Da non molto tempo, Poste Italiane ha acceso nuovamente i riflettori sui buoni fruttiferi. Le campagne pubblicitarie, infatti, sono state moltissime ed altrettanti sono stati i clienti che hanno deciso di investire in tali buoni.

Senza alcun dubbio, ad aver agevolato l’ascesa dei buoni postali è stata anche l’insicurezza sui mercati che ha reso poco sicuri i rendimenti sugli altri titoli.

Ma vediamo di scoprire nel dettaglio quali sono i vantaggi e le caratteristiche dei buoni postali.

I vantaggi di sottoscrivere un buono alle poste

Il primo interrogativo che ci si pone quanto si ha a che fare con i buoni postali riguarda la convenienza rispetto ai tradizionali bond o alle azioni.

Una cosa è certa: le politiche finanziarie e monetarie messe in atto non agevolano di certo i rendimenti dei bond e delle azioni.

In tale contesto, i buoni fruttiferi postali rappresentano, senza alcun dubbio, una valida e, soprattutto, redditizia alternativa.

Proprio i buoni postali, inoltre, grazie alla garanzia statale di Cassa depositi e prestiti, sono a dir poco sicuri. Inoltre, non devono fare i conti con le oscillazioni del mercato e non prevedono alcuna commissione di gestione.

L’unico costo da sostenere è quello relativo alla quota di iscrizione che ammonta a 50 euro.

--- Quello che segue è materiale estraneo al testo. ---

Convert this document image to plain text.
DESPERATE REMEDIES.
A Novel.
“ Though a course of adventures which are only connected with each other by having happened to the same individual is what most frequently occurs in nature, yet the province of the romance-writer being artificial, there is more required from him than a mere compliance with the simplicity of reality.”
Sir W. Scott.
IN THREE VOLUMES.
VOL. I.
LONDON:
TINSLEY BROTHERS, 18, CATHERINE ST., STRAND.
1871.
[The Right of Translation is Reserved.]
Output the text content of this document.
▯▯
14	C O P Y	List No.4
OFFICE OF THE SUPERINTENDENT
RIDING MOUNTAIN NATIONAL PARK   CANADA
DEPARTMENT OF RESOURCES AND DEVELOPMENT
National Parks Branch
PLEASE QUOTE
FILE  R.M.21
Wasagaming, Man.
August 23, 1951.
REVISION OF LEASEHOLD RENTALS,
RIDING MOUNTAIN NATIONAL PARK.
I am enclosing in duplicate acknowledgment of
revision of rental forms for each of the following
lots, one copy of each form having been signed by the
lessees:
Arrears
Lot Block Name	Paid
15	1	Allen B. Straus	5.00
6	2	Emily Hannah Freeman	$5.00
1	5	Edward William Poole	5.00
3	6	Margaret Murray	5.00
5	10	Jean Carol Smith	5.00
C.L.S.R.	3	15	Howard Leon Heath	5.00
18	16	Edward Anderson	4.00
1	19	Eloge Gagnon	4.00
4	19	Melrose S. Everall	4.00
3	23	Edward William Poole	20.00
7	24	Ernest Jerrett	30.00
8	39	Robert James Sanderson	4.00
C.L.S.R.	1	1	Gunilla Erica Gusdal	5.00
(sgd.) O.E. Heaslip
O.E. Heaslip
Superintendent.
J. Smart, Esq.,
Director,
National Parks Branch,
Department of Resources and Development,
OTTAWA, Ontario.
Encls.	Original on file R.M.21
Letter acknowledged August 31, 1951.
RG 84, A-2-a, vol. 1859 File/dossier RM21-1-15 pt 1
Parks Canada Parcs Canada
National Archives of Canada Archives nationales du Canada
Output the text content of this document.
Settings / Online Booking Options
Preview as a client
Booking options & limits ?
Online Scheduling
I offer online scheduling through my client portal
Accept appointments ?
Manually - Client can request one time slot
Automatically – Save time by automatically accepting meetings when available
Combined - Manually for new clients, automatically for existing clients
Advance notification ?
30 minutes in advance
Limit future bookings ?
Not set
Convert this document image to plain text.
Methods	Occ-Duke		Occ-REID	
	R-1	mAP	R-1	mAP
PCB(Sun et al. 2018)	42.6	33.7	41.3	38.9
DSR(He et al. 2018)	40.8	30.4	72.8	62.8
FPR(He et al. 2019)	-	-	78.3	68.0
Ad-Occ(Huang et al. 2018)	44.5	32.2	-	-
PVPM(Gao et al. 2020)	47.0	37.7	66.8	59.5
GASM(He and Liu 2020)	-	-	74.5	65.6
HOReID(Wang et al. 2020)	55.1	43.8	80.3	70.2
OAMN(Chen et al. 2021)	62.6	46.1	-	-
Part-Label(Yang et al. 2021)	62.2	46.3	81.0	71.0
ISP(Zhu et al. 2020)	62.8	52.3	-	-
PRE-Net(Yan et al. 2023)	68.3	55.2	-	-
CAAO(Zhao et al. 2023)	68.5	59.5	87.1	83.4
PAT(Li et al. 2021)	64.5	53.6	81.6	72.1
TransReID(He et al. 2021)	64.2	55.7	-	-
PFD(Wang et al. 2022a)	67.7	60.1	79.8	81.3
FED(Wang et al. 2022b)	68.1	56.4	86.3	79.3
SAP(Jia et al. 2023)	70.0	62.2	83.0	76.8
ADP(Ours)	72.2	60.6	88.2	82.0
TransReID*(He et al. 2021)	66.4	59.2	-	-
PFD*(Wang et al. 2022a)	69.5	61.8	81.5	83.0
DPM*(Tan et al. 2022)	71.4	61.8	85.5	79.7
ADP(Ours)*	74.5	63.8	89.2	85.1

Addirittura, i buoni postali godono di una tassazione agevolata (12,5% sui rendimenti annui).

Le caratteristiche dei buoni fruttiferi postali

I buoni fruttiferi postali sono titoli che garantiscono al risparmiatore la restituzione dell’intero capitale più gli eventuali interessi.

In buona sostanza, per poterne beneficiare è sufficiente versare una somma su cui, nel corso del tempo, matureranno degli interessi.

I risparmiatori avranno la possibilità di chiedere la restituzione del capitale in ogni momento ma, ovviamente, è opportuno tenere conto del fatto che gli interessi iniziano a maturare solo dopo i primi 6-12 mesi.

Poste Italiane offre ai propri clienti varie tipologie di buoni postali, dipendentemente dalle esigenze dei risparmiatori.

In generale, comunque, i buoni postali di breve periodo hanno un rendimento dello 0,15% che, come è facile immaginare, aumenta in rapporto alla durata del buono in questione.